Tuesday, May 10, 2011

What’s it like to be a mother? (Belated Mother’s Day Thoughts)

Of course, it’s a lot of hard work—when you think you’ve ended the day, only to discover there are no clean bottles, only a pile needing cleaning. It’s a lot of messes that Ayelet mostly creates, like when she threw the potted plant she “gave” me (via daycare) for Mother’s Day on the floor—the one that came with her handprints on a poem about how I sometimes get frustrated with her, because she’s so small, but soon her hands will grow bigger, and I won’t remember the small hands at all!
It’s kind of funny, to see her discovering the world—like the Shabbat lunch when I looked over at the kids’ table and saw her downing the juices of a bowl previously holding pickles (she looked rather relieved when I handed her a glass of water). It’s kind of funny how she wrinkles up her little nose, the exact same way I did when I was a baby, or so I’m told.
It’s such a miracle, to hear her little voice developing a vocabulary—even though no matter how many words she learns, the one I love the most is, “IMA!” It’s such a miracle finding tiny baby diapers in the back of my closet and realizing how much she’s already grown.
It’s kind of scary that she has wants and opinions, especially when those opinions opt for “ELMO!” when I could already play the role of Elmo in that video or “OUTSIDE!” when a trip to the playground wasn’t on the agenda.
It’s kind of scary, because while planning a trip like I’m planning, I have to realize that no matter how “kid-friendly” I think I’m making it, I’m really just doing it for myself.

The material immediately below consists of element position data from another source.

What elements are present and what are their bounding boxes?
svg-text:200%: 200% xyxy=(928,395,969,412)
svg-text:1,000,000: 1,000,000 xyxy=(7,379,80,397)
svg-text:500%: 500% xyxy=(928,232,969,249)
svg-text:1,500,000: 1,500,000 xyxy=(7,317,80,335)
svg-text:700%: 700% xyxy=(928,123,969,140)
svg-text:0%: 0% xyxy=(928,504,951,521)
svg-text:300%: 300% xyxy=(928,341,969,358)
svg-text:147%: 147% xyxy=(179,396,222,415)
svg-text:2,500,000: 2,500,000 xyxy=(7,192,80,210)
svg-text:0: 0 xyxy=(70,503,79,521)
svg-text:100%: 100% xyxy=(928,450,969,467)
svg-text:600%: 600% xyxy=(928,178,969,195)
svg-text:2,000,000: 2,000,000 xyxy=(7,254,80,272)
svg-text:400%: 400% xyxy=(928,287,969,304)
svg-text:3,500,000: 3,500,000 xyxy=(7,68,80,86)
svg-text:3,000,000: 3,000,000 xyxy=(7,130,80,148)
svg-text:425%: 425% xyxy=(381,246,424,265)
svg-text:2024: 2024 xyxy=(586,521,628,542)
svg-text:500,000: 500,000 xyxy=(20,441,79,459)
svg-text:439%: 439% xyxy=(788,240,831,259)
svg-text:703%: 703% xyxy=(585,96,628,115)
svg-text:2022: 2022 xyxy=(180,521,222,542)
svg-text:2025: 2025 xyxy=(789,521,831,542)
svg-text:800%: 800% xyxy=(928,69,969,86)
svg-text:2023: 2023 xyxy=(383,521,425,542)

How can I presume she’ll even like the “kid-friendly” parts at all? I remember the first time we put her in a swing when she was an itty-bitty baby and she just sat there staring at us, like, “This is supposed to be fun?” Or that first year when we put her in a Purim costume and she was screaming her head off. I want Israel to be fun, but honestly I can’t really know how it will compare to, say, an empty soda bottle, or Ima’s purse to walk around with, never mind “ELMO!” (let’s not set our sights too high here).
As far as I figure it, the best I can do is strike some kind of a balance between my desire to roll full steam ahead through my fast and furious itinerary and Ayelet’s desire to toddle the other direction, holding my purse, an empty soda bottle, and pushing her own stroller too while she’s at it—and somehow turn that into teachable moments where we learn about each other, Israel, and the big wide world around us, and have a good time, too, while we’re at it.
And that, in a nutshell, is what it’s like to be a mother.